As much as you would like to celebrate this event, you have to understand that 5G is not going to be replacing fiber cables. Why do we think that? There are many factors at play, which we will be discussing soon. However, we must first provide you a clear understanding of why we think that.
5G and IoT applications. Will it work?
With 4G, IoT was not compatible because of the network strength required. As a result, IoT users had to switch to Wi-Fi or broadband, which is usually connected to a fiber connection, or sometimes an Ethernet cable.
The train of thought with 5G is that it would provide such a powerful connection that there would be no need to install a cable in your home.
While that is a possibility and yes, the benefits of having an on-the-go network with you might outweigh the use of cables, which are restricted to a particular locality as you cannot call 5G a direct replacement. It can work well as a complement to it, but you cannot lay your entire chips on 5G.
Don’t take our word for it; take Cloud Street’s, who predicts that while the replacement might be beneficial, it would not mean the end for Fiber cable.
With that out of the way, it is time to look at some other factors that are at play with the whole “5G will replace Fiber” debate.
Broadband Wi-Fi is a lot more secure
When it comes to using torrent software or simply peer-to-peer sharing, broadband connections provide an extensive level of security, which frankly cellular networks fall short of. For businesses, having a secure LAN is important, which again, cannot be provided by cellular networks.
Compatibility issues with other devices
All of us use Wi-Fi powered devices like PCs and smartphones in our daily lives. In the event that 5G does take over, it will mean that the many “Wi-Fi first” settings in cellular phones might be rendered obsolete and we all know how big of a deal that would be.
It would mean that if you are not using a phone that gives preference to cellular data (a new phone presumably), then you would have to work with Wi-Fi, which would be a huge problem in the fast-paced world of 5G networks.
In our daily lives, Wi-Fi is so commonplace that any other alternative would prove problematic. You use it in your offices, at home, in restaurants, and hotels. While traveling, you can even purchase Wi-Fi time.
With cellular networks, the usage revolves around post-paid or pre-paid subscription models.

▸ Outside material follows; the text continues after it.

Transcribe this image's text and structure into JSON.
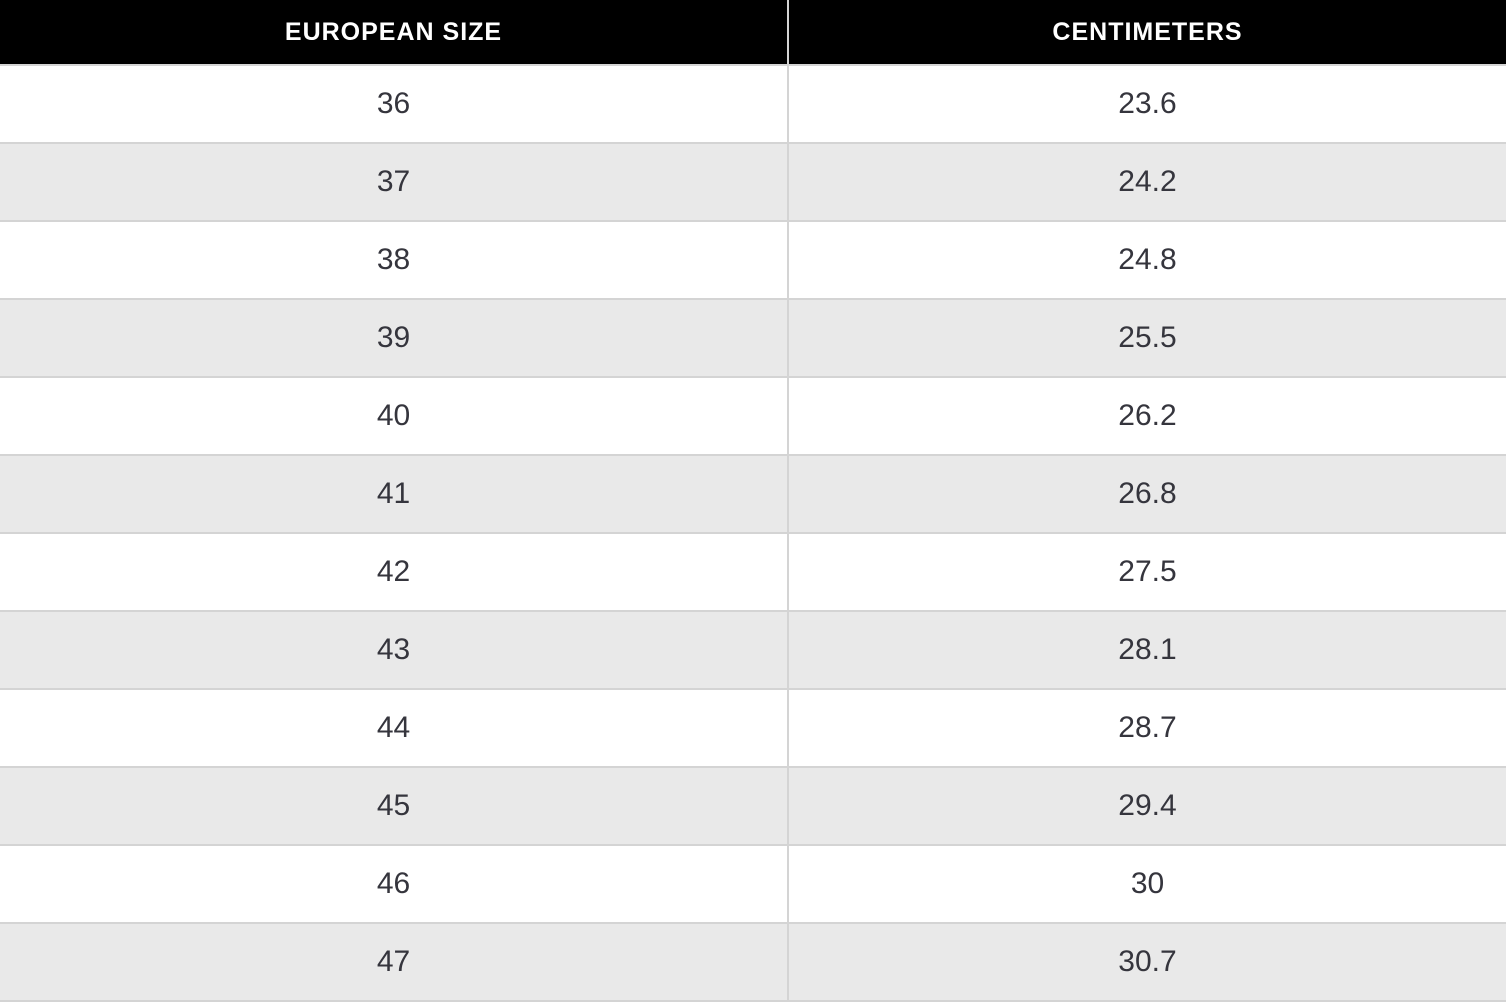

The options might improve with 5G, but at the moment, Wi-Fi is still the better alternative.
The coverage area for Wi-Fi is better
Wi-Fi provides a higher level of flexibility in network coverage than your average cellular connection. In offices and buildings, the availability of Wi-Fi is usually throughout, even counting the ground levels. Cellular connections, on the other hand, do not provide that level of coverage unless the building installs a signal distributor.
A timely investment
Having a signal distributor is beneficial for providing universal network coverage, but the time it takes to install such a service is long.
It is worth noting that by the time 5G is fully functional, the signal distributors will be rendered obsolete by adoption rates. Lastly, there is also the issue with 5G not being functional enough to remove the barriers of interference and channel noise.
If you have reached the end of this article, we would like to make it clear that this article was not intended to bash 5G technology or its fans in any way. We simply just wrote about the facts as they stand.
To be honest, 5G is not all that bad. In providing network connectivity to rural settings, cellular networks have a better chance than fiber. Network companies do not have to invest a lot of money in setting up cable connections if 5G extends its reach in those areas first.
Now, 5G was introduced during the Winter Olympics in Seoul, and in 2019, we have already seen many cities adopt the technology. While being a popular piece of technology, it is also very expensive. Many have predicted that 2020 would be the year that 5G will actually blow up. However, even at that time, only a few will be able to afford it. Until then, it is best to keep your fiber cable intact.